Dono dei Borbone è invece il magnifico tronetto per l’esposizione del Sacramento per le Sante Quarantore: la ‘corona regale’ chiude in alto un drappeggio in argento che fa da quinta ad un insieme neoclassico di colonne ed angeli – cariatidi, tutte in argento massiccio e dedicate da Ferdinando II nel 1838.

Il calice con custodia e patena in oro, pagato l’esorbitante cifra di 3000 ducati, fu donato dal Papa Pio IX nel 1849 per ringraziare San Gennaro e la città di Napoli che lo aveva ospitato durante i moti mazziniani di Roma.

Ultimo omaggio regale, nel tempo, è quello che ricorda la visita, il 5 novembre del 1931, di Umberto di Savoia, Principe ereditario del Regno D’Italia, residente in quegli anni nel Palazzo Reale di Napoli: è una bellissima pisside (Calice con coperchio per conservare le ostie dopo la preparazione o dopo la comunione liturgica che risiede di solito nel tabernacolo – ndr) in argento dorato, opera del famoso orafo di Torre del Greco, Domenico Ascione e che, proprio perché proveniente dalla patria stessa del corallo lavorato, è costellata di cammei e di decorazioni colorate in malachite.
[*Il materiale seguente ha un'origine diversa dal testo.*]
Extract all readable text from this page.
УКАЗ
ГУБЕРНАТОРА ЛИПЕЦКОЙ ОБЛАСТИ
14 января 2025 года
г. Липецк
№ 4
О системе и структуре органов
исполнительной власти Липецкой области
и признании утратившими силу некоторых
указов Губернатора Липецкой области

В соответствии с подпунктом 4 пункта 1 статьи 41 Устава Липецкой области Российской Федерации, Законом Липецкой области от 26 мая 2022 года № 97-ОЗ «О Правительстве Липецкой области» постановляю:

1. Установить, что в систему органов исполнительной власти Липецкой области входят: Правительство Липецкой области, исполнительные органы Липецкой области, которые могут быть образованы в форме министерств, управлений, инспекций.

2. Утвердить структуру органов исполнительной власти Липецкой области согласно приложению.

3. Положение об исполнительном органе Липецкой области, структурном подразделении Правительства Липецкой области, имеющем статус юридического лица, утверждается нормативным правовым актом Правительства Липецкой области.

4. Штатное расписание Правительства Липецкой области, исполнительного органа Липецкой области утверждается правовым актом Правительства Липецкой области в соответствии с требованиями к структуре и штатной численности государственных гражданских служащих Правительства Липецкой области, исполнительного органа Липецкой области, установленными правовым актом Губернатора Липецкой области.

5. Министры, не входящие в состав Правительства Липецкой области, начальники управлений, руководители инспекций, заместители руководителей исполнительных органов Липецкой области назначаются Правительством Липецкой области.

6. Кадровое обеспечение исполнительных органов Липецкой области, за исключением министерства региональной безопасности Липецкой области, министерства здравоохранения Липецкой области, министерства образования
Il percorso museale è stato anche arricchito in seguito, dall’annessione della Sacrestia della Real Cappella del Tesoro di San Gennaro, un vero e proprio gioiello universale dell’arte, ricca di stucchi colorati, di marmi policromi e di affreschi seicenteschi e settecenteschi. Qui, infatti, è possibile ammirare l’affresco del Farelli, raffigurante l’Immacolata e che dà anche il nome alla prima sacrestia nella quale è conservato un meraviglioso olio su rame di Massimo Stanzione, raffigurante il “Miracolo dell’Ossessa”: questo grande dipinto originariamente era destinato alla Cappella del Tesoro di San Gennaro dopo la morte del Domenichino, ma poi successivamente fu sistemato, alla metà dell’800, sull’altarino inferiore di questa bellissima sacrestia, che espone anche una “natività” in legno di fine ‘600, un quadro del Pacecco De Rosa raffigurante San Gennaro appunto con l’Immacolata Concezione sullo sfondo paesaggistico del mare e del Vesuvio di Napoli ed una singolare portantina in legno del 1767, dono del Duca de Costanzo e che era utilizzata nella processione del primo sabato di maggio per trasportare la Statua di San Gennaro in caso di pioggia. E’ tutta foderata in effetti, da drappi d’oro e seta a fiori naturali, tre cristalli ai fianchi e ci offre un prezioso affresco di Giuseppe e Gennaro Rossi ed un lavabo in marmo del Fanzago, mentre la Sacrestia principale ci parla di Luca Giordano con al centro del soffitto uno splendido affresco da lui stesso firmato nonché quattro dipinti del pittore napoletano, posti alla cima della madia in legno del ‘600.